Ainsi, la production de camions électriques sur le territoire national présente plusieurs avantages :
- l’amélioration de la disponibilité des véhicules
- la réduction potentielle des délais d’approvisionnement
- le développement d’un écosystème industriel français
- la meilleure proximité du réseau de maintenance
- la création d’emplois qualifiés dans la filière.
Bref, l’investissement de Scania pourrait avoir des conséquences concrètes pour les transporteurs. En effet, la montée en puissance de l’offre de poids lourds électriques devrait progressivement améliorer la disponibilité des véhicules et favoriser une baisse des coûts liés à l’industrialisation des volumes. Quant aux gestionnaires de flotte, pour eux l’enjeu dépasse désormais la seule question environnementale. L’électrification des flottes apparaît clairement (et de plus en plus) comme un levier stratégique de différenciation et de maîtrise du TCO.
Des aides publiques renforcées
Conscient des difficultés économiques auxquelles sont confrontés les transporteurs, l’État a récemment renforcé son dispositif d’accompagnement. Les aides à l’acquisition des poids lourds électriques ont été revalorisées, et peuvent désormais atteindre jusqu’à 100 000 € pour les véhicules les plus lourds (selon le type de véhicule et les critères d’éligibilité), contre 60 000 € auparavant.
Selon Philippe Tabarot, ministre des Transports, « Le projet porté par Scania est une très bonne nouvelle pour l’électrification du transport routier de marchandises dans notre pays. Il permettra de renforcer l’offre de camions électriques produits en France et d’accompagner la transformation d’un secteur confronté à la fois à l’enjeu climatique et à la nécessité de sortir de sa dépendance aux énergies fossiles importées. » Et le ministre de féliciter aussi du fait que le Gouvernement agit simultanément sur l’offre et la demande afin de créer les conditions d’un véritable décollage du marché.
Le lourd défi des infrastructures de recharge
Toutefois, l’un des principaux enjeux pour l’électrification des flottes poids lourds demeure le déploiement des infrastructures. Les besoins des camions ne sont pas comparables à ceux des véhicules particuliers ou même des utilitaires légers. Et pour cause, les puissances de recharge nécessaires sont beaucoup plus importantes et impliquent des investissements conséquents.

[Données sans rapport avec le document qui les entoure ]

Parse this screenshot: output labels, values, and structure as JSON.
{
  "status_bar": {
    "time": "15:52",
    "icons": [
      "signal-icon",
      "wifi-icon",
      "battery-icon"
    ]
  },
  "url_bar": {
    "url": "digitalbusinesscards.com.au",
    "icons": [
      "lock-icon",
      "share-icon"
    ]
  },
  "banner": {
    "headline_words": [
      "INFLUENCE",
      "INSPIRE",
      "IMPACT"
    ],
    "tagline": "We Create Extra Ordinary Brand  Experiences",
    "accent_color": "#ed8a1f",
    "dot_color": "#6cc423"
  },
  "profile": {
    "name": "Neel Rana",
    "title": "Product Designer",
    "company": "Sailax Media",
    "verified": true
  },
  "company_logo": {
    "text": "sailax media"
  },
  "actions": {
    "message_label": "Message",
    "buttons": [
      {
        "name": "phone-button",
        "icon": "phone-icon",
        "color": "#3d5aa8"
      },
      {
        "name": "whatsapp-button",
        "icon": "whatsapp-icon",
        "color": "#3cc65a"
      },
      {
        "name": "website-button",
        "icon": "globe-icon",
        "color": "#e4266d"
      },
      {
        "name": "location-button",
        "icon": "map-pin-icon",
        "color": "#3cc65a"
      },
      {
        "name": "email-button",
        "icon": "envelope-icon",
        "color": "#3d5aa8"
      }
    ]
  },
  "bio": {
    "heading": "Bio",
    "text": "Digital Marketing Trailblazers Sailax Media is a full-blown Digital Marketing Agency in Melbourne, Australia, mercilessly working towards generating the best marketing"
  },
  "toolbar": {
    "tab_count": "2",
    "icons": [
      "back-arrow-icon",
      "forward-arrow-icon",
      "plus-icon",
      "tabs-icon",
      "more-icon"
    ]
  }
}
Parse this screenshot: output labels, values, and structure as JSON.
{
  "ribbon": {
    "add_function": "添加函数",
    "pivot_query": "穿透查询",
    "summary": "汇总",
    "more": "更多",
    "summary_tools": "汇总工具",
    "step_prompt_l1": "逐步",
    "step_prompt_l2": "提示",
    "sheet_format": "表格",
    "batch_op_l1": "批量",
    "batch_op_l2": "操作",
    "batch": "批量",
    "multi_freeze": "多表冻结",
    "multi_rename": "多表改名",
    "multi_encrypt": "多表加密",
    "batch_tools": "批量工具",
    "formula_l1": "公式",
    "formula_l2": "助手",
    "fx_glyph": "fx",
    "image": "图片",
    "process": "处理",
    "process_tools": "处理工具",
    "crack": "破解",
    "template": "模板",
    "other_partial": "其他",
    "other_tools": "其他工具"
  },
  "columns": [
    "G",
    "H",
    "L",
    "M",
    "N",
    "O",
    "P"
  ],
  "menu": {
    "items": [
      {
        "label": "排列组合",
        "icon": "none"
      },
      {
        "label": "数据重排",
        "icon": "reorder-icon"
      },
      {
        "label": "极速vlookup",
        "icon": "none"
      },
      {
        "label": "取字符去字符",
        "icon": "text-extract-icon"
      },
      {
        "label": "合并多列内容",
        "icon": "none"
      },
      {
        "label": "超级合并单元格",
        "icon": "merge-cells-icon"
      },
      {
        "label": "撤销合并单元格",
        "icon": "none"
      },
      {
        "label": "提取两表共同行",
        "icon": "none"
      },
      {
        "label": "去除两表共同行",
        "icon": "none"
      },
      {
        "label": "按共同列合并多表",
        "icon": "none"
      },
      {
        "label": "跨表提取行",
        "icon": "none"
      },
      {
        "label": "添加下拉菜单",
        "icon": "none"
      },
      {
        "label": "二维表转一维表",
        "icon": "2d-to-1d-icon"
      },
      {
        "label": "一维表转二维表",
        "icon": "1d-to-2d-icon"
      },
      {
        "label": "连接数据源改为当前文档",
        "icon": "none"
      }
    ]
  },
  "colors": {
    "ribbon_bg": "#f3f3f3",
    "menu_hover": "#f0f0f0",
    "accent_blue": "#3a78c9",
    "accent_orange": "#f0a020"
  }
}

C’est pourquoi, afin d’accompagner cette évolution, le Gouvernement a fixé un objectif de 8 000 points de recharge dédiés aux poids lourds sur une période de dix ans. Une stratégie indispensable pour rassurer les exploitants et permettre le développement des usages longue distance.
Une illustration de la réindustrialisation verte
Mais l’annonce de Scania s’inscrit dans une logique plus large de réindustrialisation du territoire. Pour Sébastien Martin, « En choisissant la France pour développer sa production de camions électriques, Scania adresse un message clair : notre pays est une terre d’industrie, d’innovation et d’avenir. Cet investissement renforce notre souveraineté industrielle tout en accélérant l’électrification du transport routier. (…) La transition écologique sera une réussite parce qu’elle est aussi une opportunité de réindustrialisation. »
Une chose est sûre : à mesure que l’offre de camions électriques s’étoffe et que les infrastructures de recharge se développent, le poids lourd zéro émission pourrait progressivement s’imposer comme une solution crédible pour une part croissante des missions de transport routier de marchandises. Un enjeu stratégique pour les entreprises souhaitant conjuguer performance économique, conformité réglementaire et décarbonation de leurs activités.